Collective Urgency

We name things that draw together. We marvel at the capacity of things to move in coordination—and watch in awe at the sudden emergence of collective movement.

Consider a murmuration of starlings undulating in flight across the sky. These astonishing aerial ballets of up to several million birds, appear at dusk after a day of feeding in small groups and swirl in great displays across the sky.

from the linked URL:lovethesepics. Enjoy the full spectrum of images.

What scientists understand about starlings is also what we need to understand about ourselves: that the ability to morph from individualism and small group action into collective, coordinated, and mass scale action is key to survival. Now. Today.

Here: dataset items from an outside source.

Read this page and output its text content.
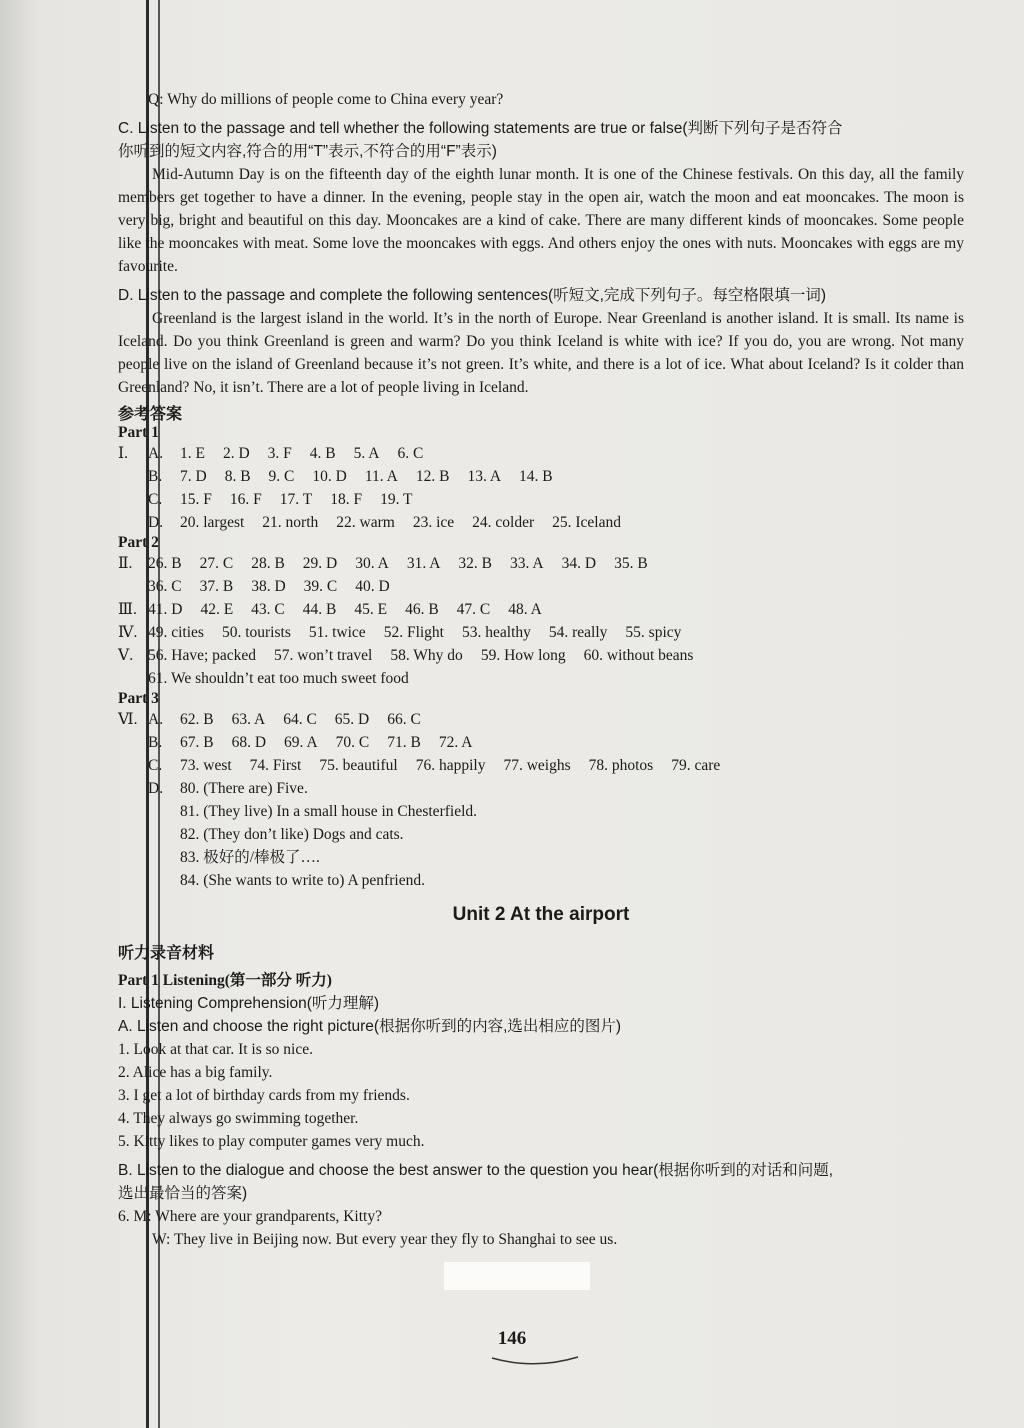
Q: Why do millions of people come to China every year?
C. Listen to the passage and tell whether the following statements are true or false(判断下列句子是否符合
你听到的短文内容,符合的用“T”表示,不符合的用“F”表示)
Mid-Autumn Day is on the fifteenth day of the eighth lunar month. It is one of the Chinese festivals. On this day, all the family members get together to have a dinner. In the evening, people stay in the open air, watch the moon and eat mooncakes. The moon is very big, bright and beautiful on this day. Mooncakes are a kind of cake. There are many different kinds of mooncakes. Some people like the mooncakes with meat. Some love the mooncakes with eggs. And others enjoy the ones with nuts. Mooncakes with eggs are my favourite.
D. Listen to the passage and complete the following sentences(听短文,完成下列句子。每空格限填一词)
Greenland is the largest island in the world. It’s in the north of Europe. Near Greenland is another island. It is small. Its name is Iceland. Do you think Greenland is green and warm? Do you think Iceland is white with ice? If you do, you are wrong. Not many people live on the island of Greenland because it’s not green. It’s white, and there is a lot of ice. What about Iceland? Is it colder than Greenland? No, it isn’t. There are a lot of people living in Iceland.
参考答案
Part 1
Ⅰ.	A.	1. E 2. D 3. F 4. B 5. A 6. C
B.	7. D 8. B 9. C 10. D 11. A 12. B 13. A 14. B
C.	15. F 16. F 17. T 18. F 19. T
D.	20. largest 21. north 22. warm 23. ice 24. colder 25. Iceland
Part 2
Ⅱ.	26. B 27. C 28. B 29. D 30. A 31. A 32. B 33. A 34. D 35. B
36. C 37. B 38. D 39. C 40. D
Ⅲ. 41. D 42. E 43. C 44. B 45. E 46. B 47. C 48. A
Ⅳ. 49. cities 50. tourists 51. twice 52. Flight 53. healthy 54. really 55. spicy
Ⅴ. 56. Have; packed 57. won’t travel 58. Why do 59. How long 60. without beans
61. We shouldn’t eat too much sweet food
Part 3
Ⅵ. A.	62. B 63. A 64. C 65. D 66. C
B.	67. B 68. D 69. A 70. C 71. B 72. A
C.	73. west 74. First 75. beautiful 76. happily 77. weighs 78. photos 79. care
D.	80. (There are) Five.
81. (They live) In a small house in Chesterfield.
82. (They don’t like) Dogs and cats.
83. 极好的/棒极了….
84. (She wants to write to) A penfriend.
Unit 2 At the airport
听力录音材料
Part 1 Listening(第一部分 听力)
I. Listening Comprehension(听力理解)
A. Listen and choose the right picture(根据你听到的内容,选出相应的图片)
1. Look at that car. It is so nice.
2. Alice has a big family.
3. I get a lot of birthday cards from my friends.
4. They always go swimming together.
5. Kitty likes to play computer games very much.
B. Listen to the dialogue and choose the best answer to the question you hear(根据你听到的对话和问题,
选出最恰当的答案)
6. M: Where are your grandparents, Kitty?
W: They live in Beijing now. But every year they fly to Shanghai to see us.
146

When we join as one great corpus, we protect the whole.

We have work to do! There are students and teachers we need to stand alongside. There are politicians that need confronting and new voices that need election. There is corruption that needs routing out and integrity that needs celebrating. It’s overwhelming—unless we follow the practices of starlings.

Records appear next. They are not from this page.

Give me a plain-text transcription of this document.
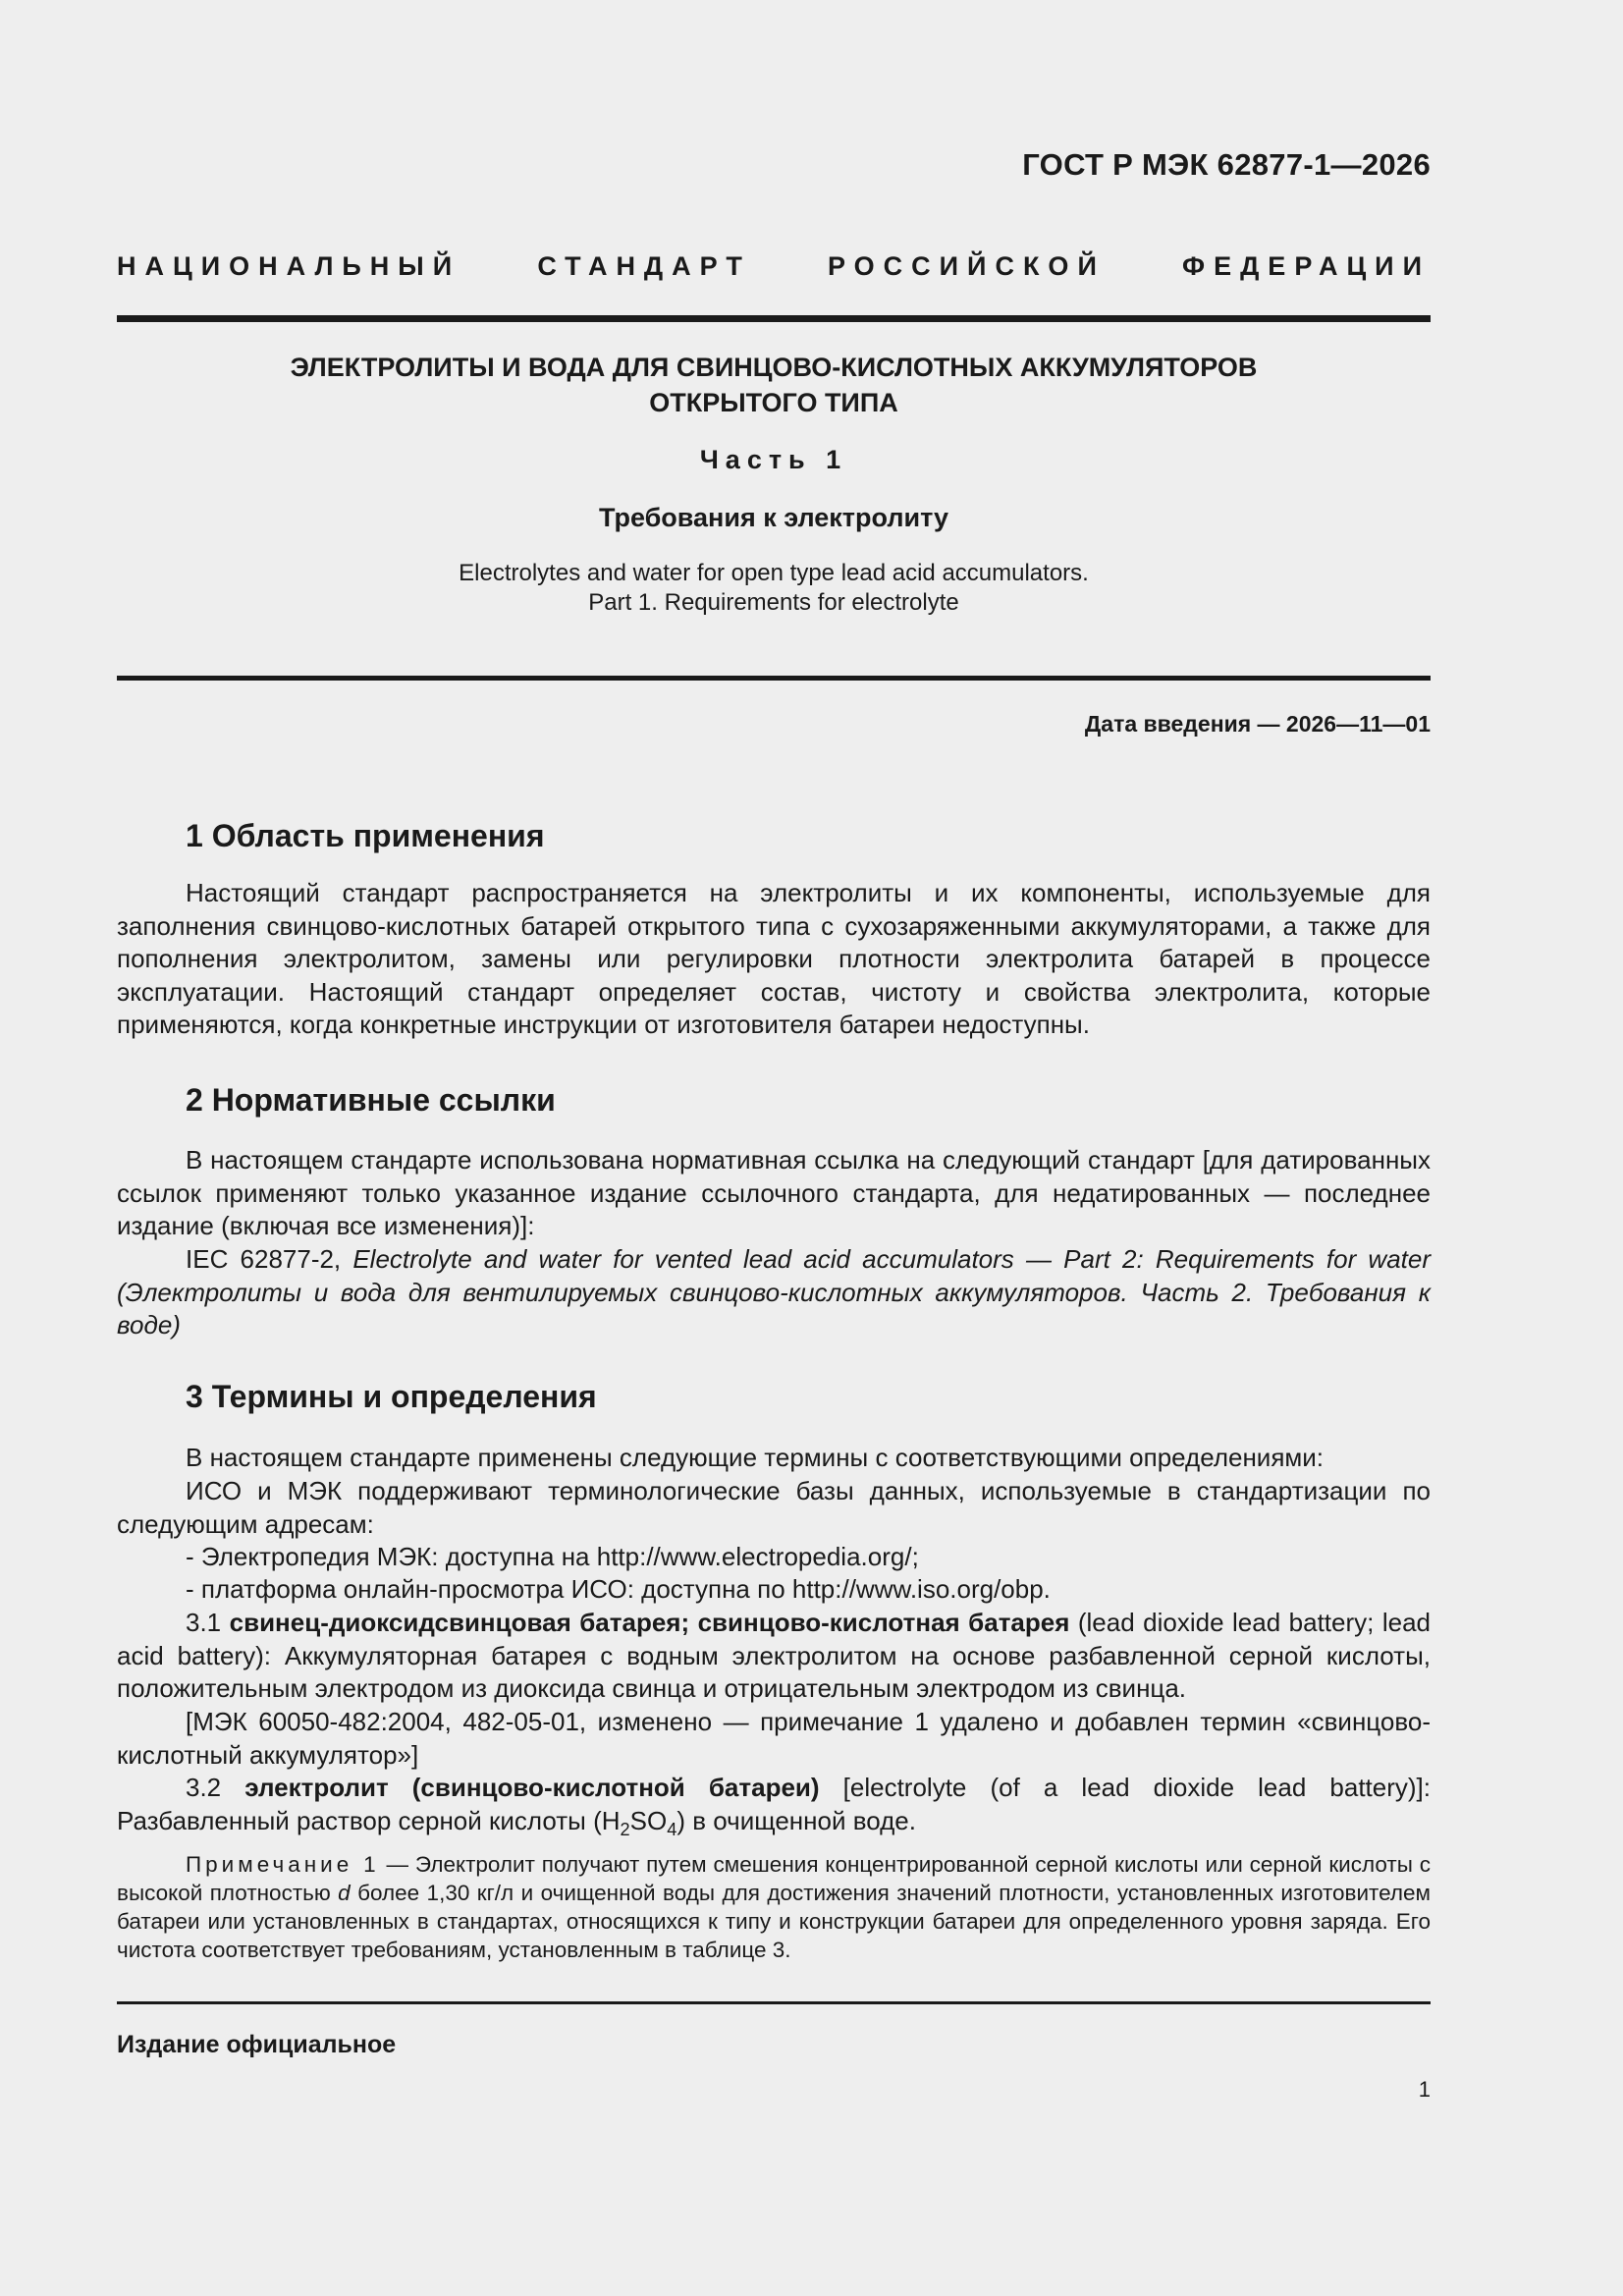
ГОСТ Р МЭК 62877-1—2026
НАЦИОНАЛЬНЫЙ СТАНДАРТ РОССИЙСКОЙ ФЕДЕРАЦИИ

ЭЛЕКТРОЛИТЫ И ВОДА ДЛЯ СВИНЦОВО-КИСЛОТНЫХ АККУМУЛЯТОРОВ

ОТКРЫТОГО ТИПА

Часть 1
Требования к электролиту
Electrolytes and water for open type lead acid accumulators.
Part 1. Requirements for electrolyte
Дата введения — 2026—11—01
1 Область применения
Настоящий стандарт распространяется на электролиты и их компоненты, используемые для заполнения свинцово-кислотных батарей открытого типа с сухозаряженными аккумуляторами, а также для пополнения электролитом, замены или регулировки плотности электролита батарей в процессе эксплуатации. Настоящий стандарт определяет состав, чистоту и свойства электролита, которые применяются, когда конкретные инструкции от изготовителя батареи недоступны.
2 Нормативные ссылки
В настоящем стандарте использована нормативная ссылка на следующий стандарт [для датированных ссылок применяют только указанное издание ссылочного стандарта, для недатированных — последнее издание (включая все изменения)]:
IEC 62877-2, Electrolyte and water for vented lead acid accumulators — Part 2: Requirements for water (Электролиты и вода для вентилируемых свинцово-кислотных аккумуляторов. Часть 2. Требования к воде)
3 Термины и определения
В настоящем стандарте применены следующие термины с соответствующими определениями:
ИСО и МЭК поддерживают терминологические базы данных, используемые в стандартизации по следующим адресам:
- Электропедия МЭК: доступна на http://www.electropedia.org/;
- платформа онлайн-просмотра ИСО: доступна по http://www.iso.org/obp.
3.1 свинец-диоксидсвинцовая батарея; свинцово-кислотная батарея (lead dioxide lead battery; lead acid battery): Аккумуляторная батарея с водным электролитом на основе разбавленной серной кислоты, положительным электродом из диоксида свинца и отрицательным электродом из свинца.
[МЭК 60050-482:2004, 482-05-01, изменено — примечание 1 удалено и добавлен термин «свинцово-кислотный аккумулятор»]
3.2 электролит (свинцово-кислотной батареи) [electrolyte (of a lead dioxide lead battery)]: Разбавленный раствор серной кислоты $(H_2SO_4)$ в очищенной воде.
Примечание 1 — Электролит получают путем смешения концентрированной серной кислоты или серной кислоты с высокой плотностью d более 1,30 кг/л и очищенной воды для достижения значений плотности, установленных изготовителем батареи или установленных в стандартах, относящихся к типу и конструкции батареи для определенного уровня заряда. Его чистота соответствует требованиям, установленным в таблице 3.
Издание официальное
1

Here’s how they do that: here’s how we do that:

Individual birds synchronize their flight by spatially tracking with the six or seven birds closest around them;

So first gather six or seven folks and empower one another: read and watch and talk together, practice taking actions, communicate outwardly. Hold onto one another.

Each small flock joins the larger collective, by slipping into activity already in motion;

Then with your small group join the next larger thing happening around you: where do you stand and with whom do you stand?

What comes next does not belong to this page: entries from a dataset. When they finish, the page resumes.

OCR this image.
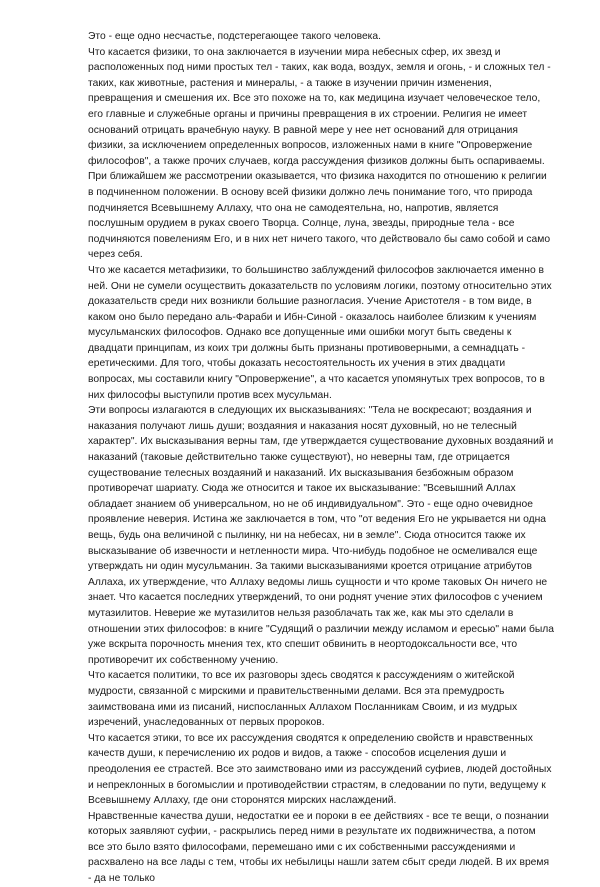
Это - еще одно несчастье, подстерегающее такого человека.

Что касается физики, то она заключается в изучении мира небесных сфер, их звезд и расположенных под ними простых тел - таких, как вода, воздух, земля и огонь, - и сложных тел - таких, как животные, растения и минералы, - а также в изучении причин изменения, превращения и смешения их. Все это похоже на то, как медицина изучает человеческое тело, его главные и служебные органы и причины превращения в их строении. Религия не имеет оснований отрицать врачебную науку. В равной мере у нее нет оснований для отрицания физики, за исключением определенных вопросов, изложенных нами в книге "Опровержение философов", а также прочих случаев, когда рассуждения физиков должны быть оспариваемы. При ближайшем же рассмотрении оказывается, что физика находится по отношению к религии в подчиненном положении. В основу всей физики должно лечь понимание того, что природа подчиняется Всевышнему Аллаху, что она не самодеятельна, но, напротив, является послушным орудием в руках своего Творца. Солнце, луна, звезды, природные тела - все подчиняются повелениям Его, и в них нет ничего такого, что действовало бы само собой и само через себя.

Что же касается метафизики, то большинство заблуждений философов заключается именно в ней. Они не сумели осуществить доказательств по условиям логики, поэтому относительно этих доказательств среди них возникли большие разногласия. Учение Аристотеля - в том виде, в каком оно было передано аль-Фараби и Ибн-Синой - оказалось наиболее близким к учениям мусульманских философов. Однако все допущенные ими ошибки могут быть сведены к двадцати принципам, из коих три должны быть признаны противоверными, а семнадцать - еретическими. Для того, чтобы доказать несостоятельность их учения в этих двадцати вопросах, мы составили книгу "Опровержение", а что касается упомянутых трех вопросов, то в них философы выступили против всех мусульман.

Эти вопросы излагаются в следующих их высказываниях: "Тела не воскресают; воздаяния и наказания получают лишь души; воздаяния и наказания носят духовный, но не телесный характер". Их высказывания верны там, где утверждается существование духовных воздаяний и наказаний (таковые действительно также существуют), но неверны там, где отрицается существование телесных воздаяний и наказаний. Их высказывания безбожным образом противоречат шариату. Сюда же относится и такое их высказывание: "Всевышний Аллах обладает знанием об универсальном, но не об индивидуальном". Это - еще одно очевидное проявление неверия. Истина же заключается в том, что "от ведения Его не укрывается ни одна вещь, будь она величиной с пылинку, ни на небесах, ни в земле". Сюда относится также их высказывание об извечности и нетленности мира. Что-нибудь подобное не осмеливался еще утверждать ни один мусульманин. За такими высказываниями кроется отрицание атрибутов Аллаха, их утверждение, что Аллаху ведомы лишь сущности и что кроме таковых Он ничего не знает. Что касается последних утверждений, то они роднят учение этих философов с учением мутазилитов. Неверие же мутазилитов нельзя разоблачать так же, как мы это сделали в отношении этих философов: в книге "Судящий о различии между исламом и ересью" нами была уже вскрыта порочность мнения тех, кто спешит обвинить в неортодоксальности все, что противоречит их собственному учению.

Что касается политики, то все их разговоры здесь сводятся к рассуждениям о житейской мудрости, связанной с мирскими и правительственными делами. Вся эта премудрость заимствована ими из писаний, ниспосланных Аллахом Посланникам Своим, и из мудрых изречений, унаследованных от первых пророков.

Что касается этики, то все их рассуждения сводятся к определению свойств и нравственных качеств души, к перечислению их родов и видов, а также - способов исцеления души и преодоления ее страстей. Все это заимствовано ими из рассуждений суфиев, людей достойных и непреклонных в богомыслии и противодействии страстям, в следовании по пути, ведущему к Всевышнему Аллаху, где они сторонятся мирских наслаждений.

Нравственные качества души, недостатки ее и пороки в ее действиях - все те вещи, о познании которых заявляют суфии, - раскрылись перед ними в результате их подвижничества, а потом все это было взято философами, перемешано ими с их собственными рассуждениями и расхвалено на все лады с тем, чтобы их небылицы нашли затем сбыт среди людей. В их время - да не только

The great size and constantly shifting shape of the flock confuses predators: a hawk, for instance, cannot figure out how to get its talons around this mirage of energies;

This is the power of great marches: a sense of safety when moving in tens, or hundreds, of thousands in peaceful demonstration; occupying space, linking arms, singing the revolution into being. Is danger present? May someone get hurt? Even killed? Yes. It is always so. AND YET—the collective survives.

It is also believed that there is an exchange of information going on about good feeding grounds for the next day.

By acting in coordination, we leave messages, stories, maps,–evidence of our flight and fight, in these times when we rise together—a mummeration of starlings becomes an urgency of citizens.

On March 14, at 10:00 AM in every time-zone all across the United States, students and teachers are invited to stop in the middle of the school day and observe 17 minutes of walkout to honor the 17 students and teachers who were killed on February 14 in Parkland, FL. Not a student or teacher? Join the larger flock: become an ally: stand at the edge of school property and show community support.

Call school administrations and make sure they are not disciplining students or faculty for taking part. Talk to colleges and universities and make sure they are supporting student activism that shows up on incoming freshman essays.

Find out of your representatives are taking money from the NRA—and join the defunding of the hawks.

If you’re anywhere near Washington DC on March 24, join the March for our Lives, organized by survivor students from Parkland. Find out what’s happening in your region.

Flock, flock, flock—the mummeration is urgent!

Roost for the night when you need to: rise with the morning light and include resistance and persistence in your daily life.